Check disk usage with DF
If the disk usage is high, Log the offending disk info to the system log
Check memory usage of system

Basic Application health

Perform basic URL grab / scrape for search string
Check the amount of memory the application is using of what it requested & of the system total

Basic actions

If process Zombied / Dead, Kill it

Run as a cron job
Log output to file and to screen in log4J style format
Take options from CLI where appropriate

This is not to bad, there’s a few things still missing from what I’d like it to be able to do before I start testing it out such as:

Identify service associated with process and restart if it kills it
Restart application if URL check fails X number of times
Tidy up disk space based on known “safe” files that can be deleted (like log files over X days)

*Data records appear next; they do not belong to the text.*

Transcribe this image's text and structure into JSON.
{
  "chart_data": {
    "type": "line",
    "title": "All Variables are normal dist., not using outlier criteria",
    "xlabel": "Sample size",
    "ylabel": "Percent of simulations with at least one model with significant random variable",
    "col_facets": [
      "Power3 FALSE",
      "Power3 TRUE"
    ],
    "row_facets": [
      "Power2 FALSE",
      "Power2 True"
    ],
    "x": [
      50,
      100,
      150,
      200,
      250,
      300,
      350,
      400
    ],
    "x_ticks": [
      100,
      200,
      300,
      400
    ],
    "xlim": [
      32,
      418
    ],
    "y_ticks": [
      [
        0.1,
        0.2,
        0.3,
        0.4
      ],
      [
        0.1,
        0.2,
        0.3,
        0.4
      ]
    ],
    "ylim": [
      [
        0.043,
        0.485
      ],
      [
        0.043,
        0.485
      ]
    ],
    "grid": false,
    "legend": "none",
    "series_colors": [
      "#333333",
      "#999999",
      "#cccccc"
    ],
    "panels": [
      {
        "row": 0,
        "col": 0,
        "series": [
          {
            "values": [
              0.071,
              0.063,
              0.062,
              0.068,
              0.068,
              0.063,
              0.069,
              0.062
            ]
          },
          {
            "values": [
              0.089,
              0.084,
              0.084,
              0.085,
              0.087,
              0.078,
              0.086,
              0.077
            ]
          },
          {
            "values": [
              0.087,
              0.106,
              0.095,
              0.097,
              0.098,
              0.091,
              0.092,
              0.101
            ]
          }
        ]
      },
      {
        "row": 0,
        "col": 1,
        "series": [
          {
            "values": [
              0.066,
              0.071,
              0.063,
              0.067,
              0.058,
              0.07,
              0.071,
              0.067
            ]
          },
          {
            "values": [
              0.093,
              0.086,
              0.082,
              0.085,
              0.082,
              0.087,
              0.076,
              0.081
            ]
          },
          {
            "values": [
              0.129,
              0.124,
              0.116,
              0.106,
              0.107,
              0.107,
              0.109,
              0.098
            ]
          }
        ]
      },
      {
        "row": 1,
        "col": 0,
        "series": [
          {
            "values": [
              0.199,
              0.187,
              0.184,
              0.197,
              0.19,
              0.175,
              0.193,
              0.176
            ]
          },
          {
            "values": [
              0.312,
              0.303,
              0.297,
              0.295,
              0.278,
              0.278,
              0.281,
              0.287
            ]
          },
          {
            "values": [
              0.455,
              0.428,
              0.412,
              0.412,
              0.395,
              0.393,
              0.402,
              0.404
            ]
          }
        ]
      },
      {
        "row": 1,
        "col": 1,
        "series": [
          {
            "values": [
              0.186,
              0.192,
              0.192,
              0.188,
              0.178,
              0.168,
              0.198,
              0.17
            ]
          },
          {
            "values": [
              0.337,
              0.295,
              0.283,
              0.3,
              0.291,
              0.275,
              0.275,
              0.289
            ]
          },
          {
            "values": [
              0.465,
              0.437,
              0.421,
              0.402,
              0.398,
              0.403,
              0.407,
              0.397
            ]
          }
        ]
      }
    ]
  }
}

That’s all I want to achieve. Once I have that I then need to start with what is a rather tiresome activity which will be the testing of that application to make sure it works in a way that is sensible. After the testing that’s it!

I wish, I will after I’ve done some testing then re-structure the code, although it works as it is it is not maintainable and it is becoming harder to write code for it without it being in the wrong place and not quite doing the right thing… so I want to split the code out so it is easier to see what each bit does. I will probably create a a few classes to put the code in and make it better, either way I’ll grab some advice from people that know how to program first so I can get it into a reasonable structure.

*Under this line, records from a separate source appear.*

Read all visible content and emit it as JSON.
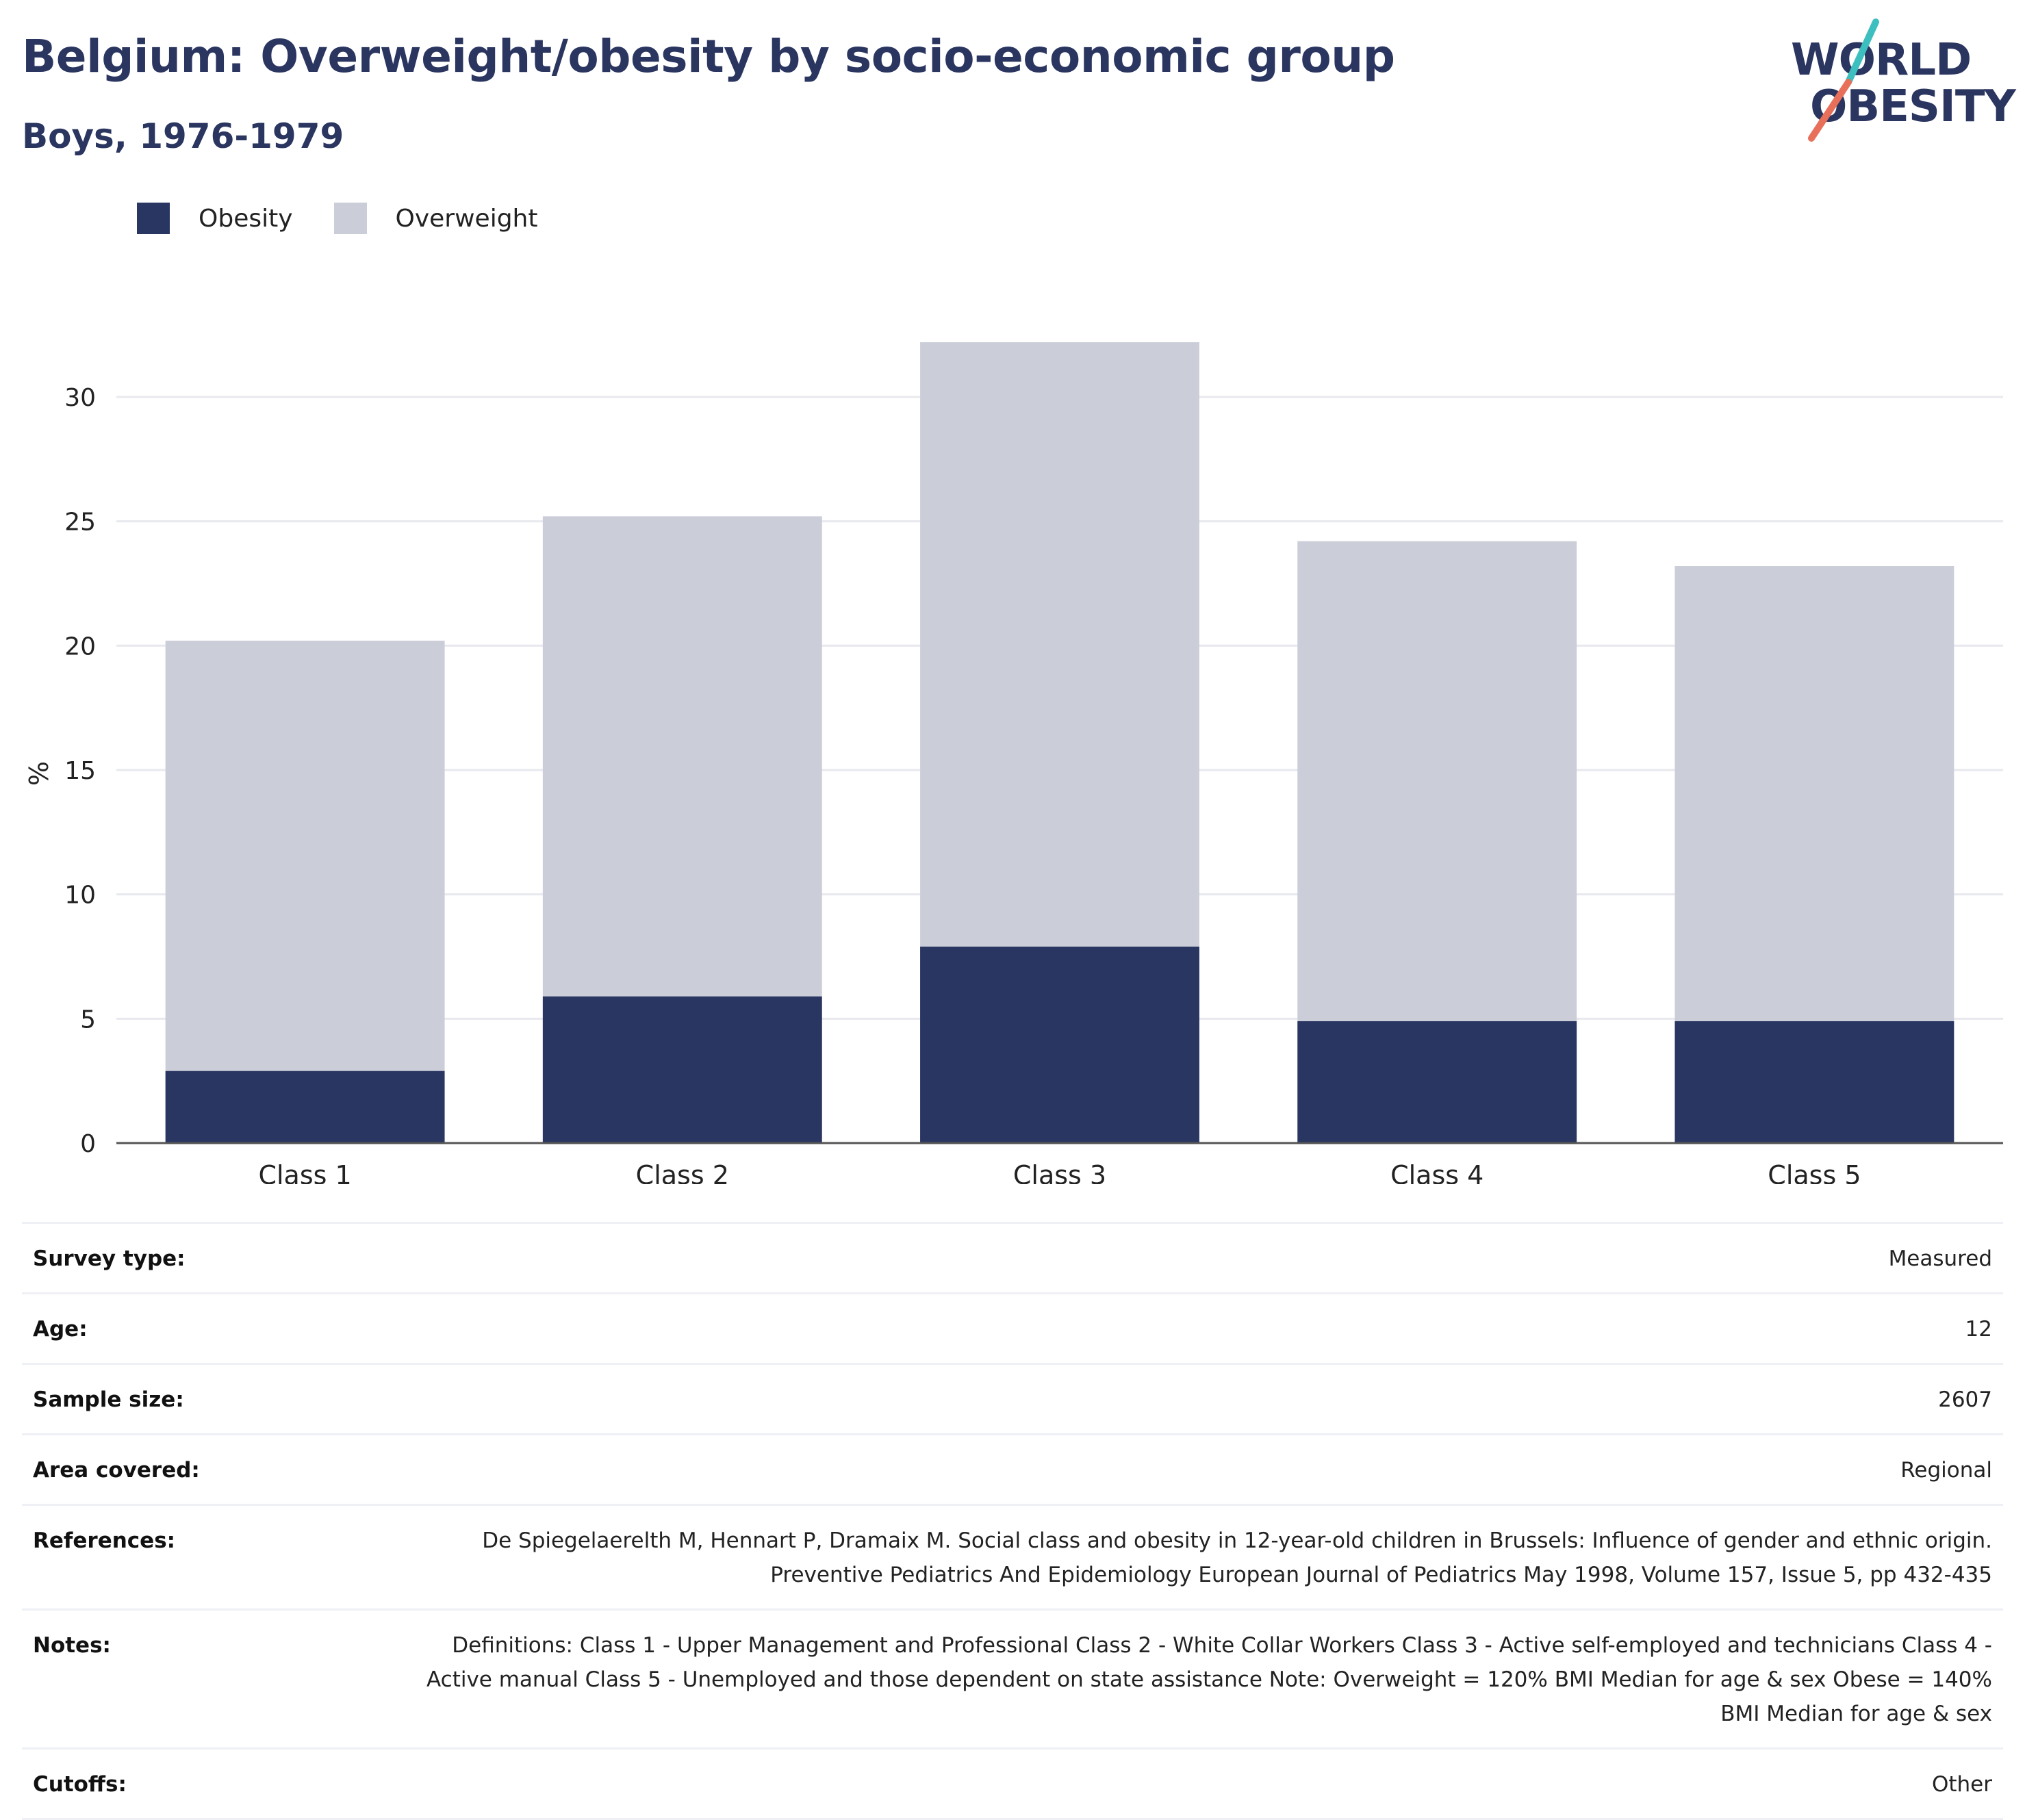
{
  "header": {
    "title": "Belgium: Overweight/obesity by socio-economic group",
    "subtitle": "Boys, 1976-1979"
  },
  "logo": {
    "line1": "WORLD",
    "line2": "OBESITY",
    "colors": {
      "text": "#2a3560",
      "slash_top": "#3dbfbf",
      "slash_bottom": "#e8705a"
    }
  },
  "colors": {
    "obesity": "#2a3662",
    "overweight": "#cbcdd8",
    "grid": "#e8e9ee",
    "axis": "#555555"
  },
  "chart_data": {
    "type": "bar",
    "stacked": true,
    "categories": [
      "Class 1",
      "Class 2",
      "Class 3",
      "Class 4",
      "Class 5"
    ],
    "series": [
      {
        "name": "Obesity",
        "values": [
          2.9,
          5.9,
          7.9,
          4.9,
          4.9
        ]
      },
      {
        "name": "Overweight",
        "values": [
          17.3,
          19.3,
          24.3,
          19.3,
          18.3
        ]
      }
    ],
    "ylabel": "%",
    "ylim": [
      0,
      32.2
    ],
    "yticks": [
      0,
      5,
      10,
      15,
      20,
      25,
      30
    ],
    "grid": true,
    "legend_position": "top-left"
  },
  "meta": [
    {
      "label": "Survey type:",
      "value": "Measured"
    },
    {
      "label": "Age:",
      "value": "12"
    },
    {
      "label": "Sample size:",
      "value": "2607"
    },
    {
      "label": "Area covered:",
      "value": "Regional"
    },
    {
      "label": "References:",
      "value": "De Spiegelaerelth M, Hennart P, Dramaix M. Social class and obesity in 12-year-old children in Brussels: Influence of gender and ethnic origin. Preventive Pediatrics And Epidemiology European Journal of Pediatrics May 1998, Volume 157, Issue 5, pp 432-435"
    },
    {
      "label": "Notes:",
      "value": "Definitions: Class 1 - Upper Management and Professional Class 2 - White Collar Workers Class 3 - Active self-employed and technicians Class 4 - Active manual Class 5 - Unemployed and those dependent on state assistance Note: Overweight = 120% BMI Median for age & sex Obese = 140% BMI Median for age & sex"
    },
    {
      "label": "Cutoffs:",
      "value": "Other"
    }
  ]
}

Other than code layout, theres the structure of the data I’m trying to store, at the moment I am trying to use a default constructor in Ruby to create a class for my scores, however this is not working out I’m pretty sure I’ll need to write my own constructor and methods to get and set the values. This way i’ll be able to create a hash to store the data in instead of a list of variables.

Then there’s writing a proper fix to my 50 line case statement which I imagine is no small task but hopefully that will be pleasantly challenging.

is it worth it?

I think so, even if no one ever uses this I am learning more about programming structures which I think will be rather useful in the long term as I imagine there may be a time when being able to code to a reasonable standard may be needed.

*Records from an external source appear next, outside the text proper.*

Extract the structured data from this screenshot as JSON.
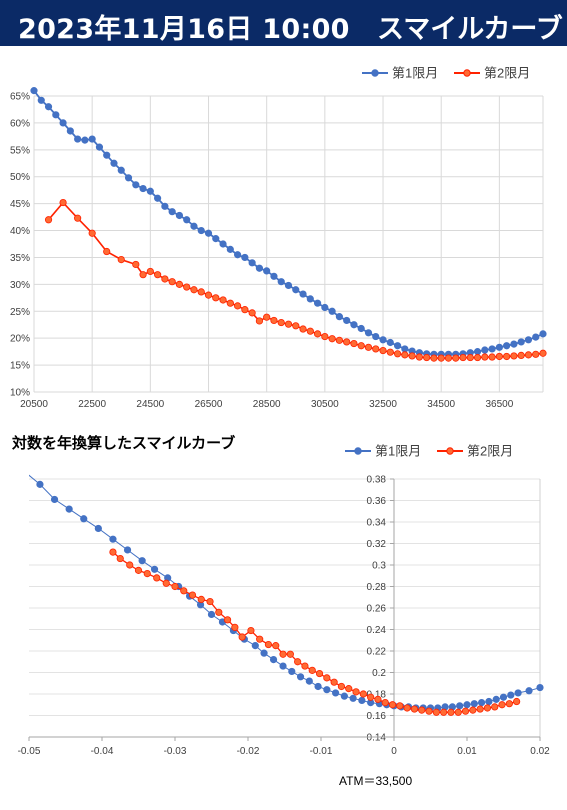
{
  "header": {
    "title": "2023年11月16日 10:00",
    "subtitle": "スマイルカーブ"
  },
  "chart2_title": "対数を年換算したスマイルカーブ",
  "atm_label": "ATM＝33,500",
  "colors": {
    "series1": "#4472c4",
    "series2": "#ff2200",
    "series2_fill": "#ff6a33",
    "header_bg": "#0b2a66"
  },
  "chart_data": [
    {
      "type": "line",
      "title": "",
      "xlabel": "",
      "ylabel": "",
      "xlim": [
        20500,
        38000
      ],
      "ylim": [
        10,
        65
      ],
      "x_ticks": [
        "20500",
        "22500",
        "24500",
        "26500",
        "28500",
        "30500",
        "32500",
        "34500",
        "36500"
      ],
      "y_ticks": [
        "10%",
        "15%",
        "20%",
        "25%",
        "30%",
        "35%",
        "40%",
        "45%",
        "50%",
        "55%",
        "60%",
        "65%"
      ],
      "legend": "top-right",
      "series": [
        {
          "name": "第1限月",
          "x": [
            20500,
            20750,
            21000,
            21250,
            21500,
            21750,
            22000,
            22250,
            22500,
            22750,
            23000,
            23250,
            23500,
            23750,
            24000,
            24250,
            24500,
            24750,
            25000,
            25250,
            25500,
            25750,
            26000,
            26250,
            26500,
            26750,
            27000,
            27250,
            27500,
            27750,
            28000,
            28250,
            28500,
            28750,
            29000,
            29250,
            29500,
            29750,
            30000,
            30250,
            30500,
            30750,
            31000,
            31250,
            31500,
            31750,
            32000,
            32250,
            32500,
            32750,
            33000,
            33250,
            33500,
            33750,
            34000,
            34250,
            34500,
            34750,
            35000,
            35250,
            35500,
            35750,
            36000,
            36250,
            36500,
            36750,
            37000,
            37250,
            37500,
            37750,
            38000
          ],
          "y": [
            66,
            64.2,
            63,
            61.5,
            60,
            58.5,
            57,
            56.8,
            57,
            55.5,
            54,
            52.5,
            51.2,
            49.8,
            48.5,
            47.8,
            47.3,
            46,
            44.5,
            43.5,
            42.8,
            42,
            40.8,
            40,
            39.5,
            38.5,
            37.5,
            36.5,
            35.5,
            35,
            34,
            33,
            32.5,
            31.5,
            30.5,
            29.8,
            29,
            28.2,
            27.3,
            26.5,
            25.7,
            25,
            24,
            23.3,
            22.5,
            21.8,
            21,
            20.3,
            19.7,
            19.2,
            18.6,
            18,
            17.6,
            17.3,
            17.1,
            17,
            17,
            17,
            17,
            17.1,
            17.3,
            17.5,
            17.8,
            18,
            18.3,
            18.6,
            18.9,
            19.3,
            19.7,
            20.2,
            20.8
          ]
        },
        {
          "name": "第2限月",
          "x": [
            21000,
            21500,
            22000,
            22500,
            23000,
            23500,
            24000,
            24250,
            24500,
            24750,
            25000,
            25250,
            25500,
            25750,
            26000,
            26250,
            26500,
            26750,
            27000,
            27250,
            27500,
            27750,
            28000,
            28250,
            28500,
            28750,
            29000,
            29250,
            29500,
            29750,
            30000,
            30250,
            30500,
            30750,
            31000,
            31250,
            31500,
            31750,
            32000,
            32250,
            32500,
            32750,
            33000,
            33250,
            33500,
            33750,
            34000,
            34250,
            34500,
            34750,
            35000,
            35250,
            35500,
            35750,
            36000,
            36250,
            36500,
            36750,
            37000,
            37250,
            37500,
            37750,
            38000
          ],
          "y": [
            42,
            45.2,
            42.3,
            39.5,
            36.1,
            34.6,
            33.7,
            31.8,
            32.4,
            31.8,
            31,
            30.5,
            30,
            29.5,
            29,
            28.6,
            28,
            27.5,
            27.1,
            26.5,
            26,
            25.3,
            24.7,
            23.2,
            23.9,
            23.3,
            22.9,
            22.6,
            22.3,
            21.7,
            21.3,
            20.8,
            20.3,
            19.9,
            19.6,
            19.3,
            19,
            18.6,
            18.3,
            18,
            17.7,
            17.4,
            17.1,
            16.9,
            16.7,
            16.5,
            16.4,
            16.3,
            16.3,
            16.3,
            16.3,
            16.4,
            16.4,
            16.4,
            16.5,
            16.5,
            16.6,
            16.6,
            16.7,
            16.8,
            16.9,
            17,
            17.2
          ]
        }
      ]
    },
    {
      "type": "line",
      "title": "対数を年換算したスマイルカーブ",
      "xlabel": "",
      "ylabel": "",
      "xlim": [
        -0.05,
        0.02
      ],
      "ylim": [
        0.14,
        0.38
      ],
      "x_ticks": [
        "-0.05",
        "-0.04",
        "-0.03",
        "-0.02",
        "-0.01",
        "0",
        "0.01",
        "0.02"
      ],
      "y_ticks": [
        "0.14",
        "0.16",
        "0.18",
        "0.2",
        "0.22",
        "0.24",
        "0.26",
        "0.28",
        "0.3",
        "0.32",
        "0.34",
        "0.36",
        "0.38"
      ],
      "legend": "top-right",
      "series": [
        {
          "name": "第1限月",
          "x": [
            -0.051,
            -0.0485,
            -0.0465,
            -0.0445,
            -0.0425,
            -0.0405,
            -0.0385,
            -0.0365,
            -0.0345,
            -0.0328,
            -0.031,
            -0.0295,
            -0.028,
            -0.0265,
            -0.025,
            -0.0235,
            -0.022,
            -0.0205,
            -0.019,
            -0.0178,
            -0.0165,
            -0.0152,
            -0.014,
            -0.0128,
            -0.0116,
            -0.0104,
            -0.0092,
            -0.008,
            -0.0068,
            -0.0056,
            -0.0044,
            -0.0032,
            -0.002,
            -0.001,
            0.0,
            0.001,
            0.002,
            0.003,
            0.004,
            0.005,
            0.006,
            0.007,
            0.008,
            0.009,
            0.01,
            0.011,
            0.012,
            0.013,
            0.014,
            0.015,
            0.016,
            0.017,
            0.0185,
            0.02
          ],
          "y": [
            0.389,
            0.375,
            0.361,
            0.352,
            0.343,
            0.334,
            0.324,
            0.314,
            0.304,
            0.296,
            0.288,
            0.28,
            0.271,
            0.263,
            0.254,
            0.247,
            0.239,
            0.231,
            0.225,
            0.218,
            0.212,
            0.206,
            0.201,
            0.196,
            0.192,
            0.187,
            0.184,
            0.181,
            0.178,
            0.176,
            0.174,
            0.172,
            0.171,
            0.17,
            0.169,
            0.168,
            0.168,
            0.167,
            0.167,
            0.167,
            0.167,
            0.168,
            0.168,
            0.169,
            0.17,
            0.171,
            0.172,
            0.173,
            0.175,
            0.177,
            0.179,
            0.181,
            0.183,
            0.186
          ]
        },
        {
          "name": "第2限月",
          "x": [
            -0.0385,
            -0.0375,
            -0.0362,
            -0.035,
            -0.0338,
            -0.0325,
            -0.0312,
            -0.03,
            -0.0288,
            -0.0276,
            -0.0264,
            -0.0252,
            -0.024,
            -0.0228,
            -0.0218,
            -0.0208,
            -0.0196,
            -0.0184,
            -0.0172,
            -0.0162,
            -0.0152,
            -0.0142,
            -0.0132,
            -0.0122,
            -0.0112,
            -0.0102,
            -0.0092,
            -0.0082,
            -0.0072,
            -0.0062,
            -0.0052,
            -0.0042,
            -0.0032,
            -0.0022,
            -0.0012,
            -0.0002,
            0.0008,
            0.0018,
            0.0028,
            0.0038,
            0.0048,
            0.0058,
            0.0068,
            0.0078,
            0.0088,
            0.0098,
            0.0108,
            0.0118,
            0.0128,
            0.0138,
            0.0148,
            0.0158,
            0.0168
          ],
          "y": [
            0.312,
            0.306,
            0.3,
            0.295,
            0.292,
            0.288,
            0.283,
            0.28,
            0.276,
            0.272,
            0.268,
            0.266,
            0.256,
            0.249,
            0.242,
            0.233,
            0.239,
            0.231,
            0.226,
            0.225,
            0.217,
            0.217,
            0.21,
            0.206,
            0.202,
            0.199,
            0.195,
            0.191,
            0.187,
            0.185,
            0.182,
            0.18,
            0.177,
            0.175,
            0.172,
            0.17,
            0.169,
            0.167,
            0.166,
            0.165,
            0.164,
            0.163,
            0.163,
            0.163,
            0.163,
            0.164,
            0.165,
            0.166,
            0.167,
            0.168,
            0.17,
            0.171,
            0.173
          ]
        }
      ]
    }
  ]
}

Hopefully when the re-structure of the code is done and the last of the features is there it will hopefully be a useful application to deploy and hopefully that will save me from being woken up at 3am to deal with a simple support issue.

So that is basically what I’ve been playing with for a majority of this last week and I will try to continue on with it for now to at least get the final proof of concept done and see how it works out, at that point I’ll start trying to design it a bit better so it works as a proper application rather than a dodgy script.

Sentinel Update

May 9, 2012 / Matthew Smith / No Comments

I’ve been a little lazy

I had grand plans, which quickly fizzled away when I realised I also had work and life to contend with, but none the less I did a minor update to Sentinel at the weekend. It is only slightly more useful than it was before but it is a little mile stone for the project, or at least version 0.1. From the initial launch there are some minor changes, most importantly I now have every score I wanted to catch generated, there is still a bit more work to do on getting the scores but I noticed a number of issues…

Next Steps

The Sentinel project has probably gone as far as it will with out me thinking about it, I can probably continue with the rest of the features needed for the 0.1 release and “wing” it to make it work, but quite frankly it’s becoming harder to write the code and remember what I’m menat to get and where it comes from etc etc… In short it all needs re-structuring.

I need to create some classes for the various aspects of the code and give some thought to the data structures I need to use. This is sort of unfortunate as I don’t have a clue where to start, but that is also why I started this projet, a bit of a learning curve.

The downside is I need to do a lot of reading so maybe next weeks update will have some content around this subject… maybe not i make no promises and to be honest this is going to be a short one; mainly as I have another four or five of these things to write in the next 24 hours, so let’s see what happens!